Wissenschaftspolitik. - Von den vier bundesdeutschen Wissenschaftsorganisationen ist die Wissenschaftsgemeinschaft Gottfried Wilhelm Leibniz, ehemals Blaue Liste, die vielfältigste. 79 Forschungsinstitute und Museen gehören dem Verbund an, der jetzt in Berlin seine 8. Jahreshauptversammlung veranstaltete.

    Von Uwe Springfeld

    Eine Erwartung wurde schnell enttäuscht auf der achten Jahreshauptversammlung der Wissenschaftsgemeinschaft Gottfried Wilhelm Leibnitz in Berlin. Der Vorstand hat keine Forschungsstrategie für seine Mitglieder, die 79 unabhängigen Forschungsinstitute, die auf solch verschiedenen Themenfeldern forschen wie zum Beispiel dem Freien Elektronen Laser im Forschungszentrum Rossendorf, oder der Struktur der deutschen Grammatik am Bibliographischen Institut, Mannheim. Der Past-Präsident der Leibnitz-Gemeinschaft, Professor Frank Pobell.

    Ich glaube, das wäre übertrieben, wenn ich sagen würde, die Leibnitz-Gemeinschaft hat Forschungsstrategien. Die Leibnitz-Gemeinschaft ist ein Verbund von exzellenten Instituten, die gesamtstaatliche Aufgaben angreift. Und dann finden sich einzelne Institute zu Verbünden zusammen. Aber eine Strategie, die von der Leitung herkommt, haben wir in diesem Sinne nicht.

    Trotzdem geht man nicht planlos ins nächste Jahr. Erklärtes Zeit ist, die Unabhängigkeit der Institute stärken. Inhaltlich soll ihre Forschung nicht nur der strengen Begutachtung durch den Wissenschaftsrat standhalten, sondern auch einer internen Evaluierung durch den unabhängigen Senat der Gemeinschaft. Selbst wenn manche Einrichtungen, wie die beiden Neuzugänge, das Jenaer "Hans-Knöll-Institut für Naturstoff-Forschung" und das Rostocker "Institut für Organische Katalyseforschung", gerade erst vom Wissenschaftsrat bewertet und für gut befunden wurden.

    Der jetzige Präsident der Leibnitz-Gesellschaft, Hans-Olaf Henkel, der Mann aus der Wirtschaft, fordert vor allem eine größere finanzielle Flexibilität der Institute, um auch längerfristig sinnvoll planen zu können.

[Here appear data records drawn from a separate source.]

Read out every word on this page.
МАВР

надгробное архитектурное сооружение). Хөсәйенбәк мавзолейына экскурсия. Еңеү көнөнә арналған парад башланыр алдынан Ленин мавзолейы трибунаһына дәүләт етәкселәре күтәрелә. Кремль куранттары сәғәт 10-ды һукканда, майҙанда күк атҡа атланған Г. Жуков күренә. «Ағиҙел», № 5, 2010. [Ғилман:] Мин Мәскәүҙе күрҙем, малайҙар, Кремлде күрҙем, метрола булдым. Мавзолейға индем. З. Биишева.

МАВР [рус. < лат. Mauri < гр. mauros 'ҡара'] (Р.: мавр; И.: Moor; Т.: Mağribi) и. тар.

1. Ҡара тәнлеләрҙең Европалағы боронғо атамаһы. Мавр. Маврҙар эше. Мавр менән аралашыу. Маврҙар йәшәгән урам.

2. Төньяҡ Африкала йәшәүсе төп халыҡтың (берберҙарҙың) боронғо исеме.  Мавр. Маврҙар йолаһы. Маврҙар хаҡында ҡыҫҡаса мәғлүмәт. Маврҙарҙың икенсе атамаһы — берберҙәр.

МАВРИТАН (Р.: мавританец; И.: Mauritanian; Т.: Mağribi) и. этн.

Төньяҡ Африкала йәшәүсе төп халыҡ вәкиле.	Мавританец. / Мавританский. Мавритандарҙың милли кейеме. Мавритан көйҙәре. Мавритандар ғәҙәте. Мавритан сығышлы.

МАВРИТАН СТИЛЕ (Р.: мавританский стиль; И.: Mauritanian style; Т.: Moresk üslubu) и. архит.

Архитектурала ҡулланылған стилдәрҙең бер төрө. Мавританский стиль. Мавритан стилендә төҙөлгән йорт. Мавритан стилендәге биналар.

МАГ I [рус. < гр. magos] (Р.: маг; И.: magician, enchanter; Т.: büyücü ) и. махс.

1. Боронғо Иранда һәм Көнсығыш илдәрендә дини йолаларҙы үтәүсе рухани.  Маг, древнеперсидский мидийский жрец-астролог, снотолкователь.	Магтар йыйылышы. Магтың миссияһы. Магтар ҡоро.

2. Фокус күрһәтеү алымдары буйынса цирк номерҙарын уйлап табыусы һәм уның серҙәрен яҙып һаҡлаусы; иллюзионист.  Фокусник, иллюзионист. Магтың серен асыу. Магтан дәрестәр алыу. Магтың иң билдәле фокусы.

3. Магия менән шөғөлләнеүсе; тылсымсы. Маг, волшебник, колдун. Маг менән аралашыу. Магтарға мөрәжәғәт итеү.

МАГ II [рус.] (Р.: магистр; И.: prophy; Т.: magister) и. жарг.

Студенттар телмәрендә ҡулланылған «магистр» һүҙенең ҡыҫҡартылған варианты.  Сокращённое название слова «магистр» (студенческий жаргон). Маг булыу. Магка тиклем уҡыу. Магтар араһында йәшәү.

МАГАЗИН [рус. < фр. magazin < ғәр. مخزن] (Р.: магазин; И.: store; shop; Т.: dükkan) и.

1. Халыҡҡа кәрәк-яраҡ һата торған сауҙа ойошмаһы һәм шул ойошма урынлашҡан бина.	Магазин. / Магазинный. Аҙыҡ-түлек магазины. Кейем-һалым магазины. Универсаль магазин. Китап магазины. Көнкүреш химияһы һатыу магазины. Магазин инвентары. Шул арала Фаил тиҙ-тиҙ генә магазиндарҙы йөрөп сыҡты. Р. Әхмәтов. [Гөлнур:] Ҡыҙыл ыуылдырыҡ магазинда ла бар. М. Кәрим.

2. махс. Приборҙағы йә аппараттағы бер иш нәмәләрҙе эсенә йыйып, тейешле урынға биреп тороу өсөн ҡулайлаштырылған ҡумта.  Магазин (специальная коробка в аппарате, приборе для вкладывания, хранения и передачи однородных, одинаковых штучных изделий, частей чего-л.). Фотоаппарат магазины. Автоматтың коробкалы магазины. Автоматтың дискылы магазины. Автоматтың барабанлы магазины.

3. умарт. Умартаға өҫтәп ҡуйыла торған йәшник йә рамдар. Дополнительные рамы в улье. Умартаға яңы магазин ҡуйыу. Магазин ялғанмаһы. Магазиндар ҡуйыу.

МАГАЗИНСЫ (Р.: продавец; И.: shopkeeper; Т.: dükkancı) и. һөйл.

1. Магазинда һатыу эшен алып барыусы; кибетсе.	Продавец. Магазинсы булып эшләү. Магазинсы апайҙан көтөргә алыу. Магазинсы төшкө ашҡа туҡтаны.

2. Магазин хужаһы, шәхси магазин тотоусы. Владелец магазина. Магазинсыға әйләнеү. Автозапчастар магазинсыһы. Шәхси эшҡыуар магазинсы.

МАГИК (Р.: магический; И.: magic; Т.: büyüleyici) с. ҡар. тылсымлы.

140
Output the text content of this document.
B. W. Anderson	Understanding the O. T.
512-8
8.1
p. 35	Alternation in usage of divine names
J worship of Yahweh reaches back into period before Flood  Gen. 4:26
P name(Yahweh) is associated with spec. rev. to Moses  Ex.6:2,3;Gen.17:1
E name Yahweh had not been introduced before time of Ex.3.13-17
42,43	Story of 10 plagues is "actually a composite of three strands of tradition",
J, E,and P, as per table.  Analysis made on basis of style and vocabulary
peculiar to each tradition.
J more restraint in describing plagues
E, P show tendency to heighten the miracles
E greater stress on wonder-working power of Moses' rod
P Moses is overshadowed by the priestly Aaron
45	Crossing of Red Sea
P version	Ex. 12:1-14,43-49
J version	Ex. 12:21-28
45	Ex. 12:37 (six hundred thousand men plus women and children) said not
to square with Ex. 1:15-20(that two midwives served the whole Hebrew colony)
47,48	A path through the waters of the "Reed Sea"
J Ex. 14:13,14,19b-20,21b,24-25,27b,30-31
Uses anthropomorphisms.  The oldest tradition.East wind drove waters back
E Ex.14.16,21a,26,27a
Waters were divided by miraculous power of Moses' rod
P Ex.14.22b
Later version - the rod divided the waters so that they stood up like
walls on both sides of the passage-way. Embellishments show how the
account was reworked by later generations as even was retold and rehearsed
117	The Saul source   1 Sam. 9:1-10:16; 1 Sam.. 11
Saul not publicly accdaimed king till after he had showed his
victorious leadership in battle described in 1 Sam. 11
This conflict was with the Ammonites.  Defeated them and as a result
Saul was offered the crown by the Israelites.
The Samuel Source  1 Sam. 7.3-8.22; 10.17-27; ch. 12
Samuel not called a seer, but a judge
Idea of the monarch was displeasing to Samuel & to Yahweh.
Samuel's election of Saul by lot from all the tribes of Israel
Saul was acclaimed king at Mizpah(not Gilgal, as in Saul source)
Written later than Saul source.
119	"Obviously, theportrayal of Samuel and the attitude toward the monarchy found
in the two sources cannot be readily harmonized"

    Die Möglichkeit, unausgeschöpfte Budgets in diesem Jahr ins nächste Jahr übertragen zu können. Um dann, vielleicht mit etwas mehr Geld, dann etwas Vernünftigeres machen zu können. In der Vergangenheit wurde das Geld immer von den Finanzministern abgeschöpft oder aber es wurde für relativ unwichtige Dinge noch zum 31.12. ausgegeben.

    Durch die privatwirtschaftliche Kostenrechnung lassen sich nicht nur die Ausgaben effektiver planen. Auch die Effizienz eines Forschungsprojektes kann man berechnen. Man schaut nicht mehr starr auf den Haushalt eines Forschungsjahres, sondern darauf, was das Forschungsprojekt gekostet hat. Henkel:

    Abhängig von den Forschungseinrichtungen des jeweiligen Instituts werden Eckpunkte und Marksteine gesetzt für das, was man erreichen will, und wird sich dann regelmäßig daran messen. Man wird also ein gewisses Budget für einen Forschungsschwerpunkt in einem Institut erstellen, und dann unabhängig von dem, wer es erbringt, oder von der Abteilung, die daran beteiligt ist, werden wir nach diesen Forschungsschwerpunkten in der Lage sein zu sagen: Was hat das bisher gekostet.

    Rechnen tut auch not. Vor einer Woche hatte Bundesministerin Edelgard Bulmahn entgegen ihres Wahlversprechens die Haushalte aller Forschungsorganisationen eingefroren. Über die konkreten Folgen ist man sich bei der Leibnitz-Gemeinschaft noch nicht im Klaren. Durch die Einzelförderungen der Institute liegen keine konkreten Zahlen vor. Doch selbst wenn einige Institute, wie das Forschungszentrum Rossendorf, entgegen dem Trend ihren Haushalt aufstocken konnten, wird insgesamt im Durchschnitt wahrscheinlich unterm Strich ein Minus stehen.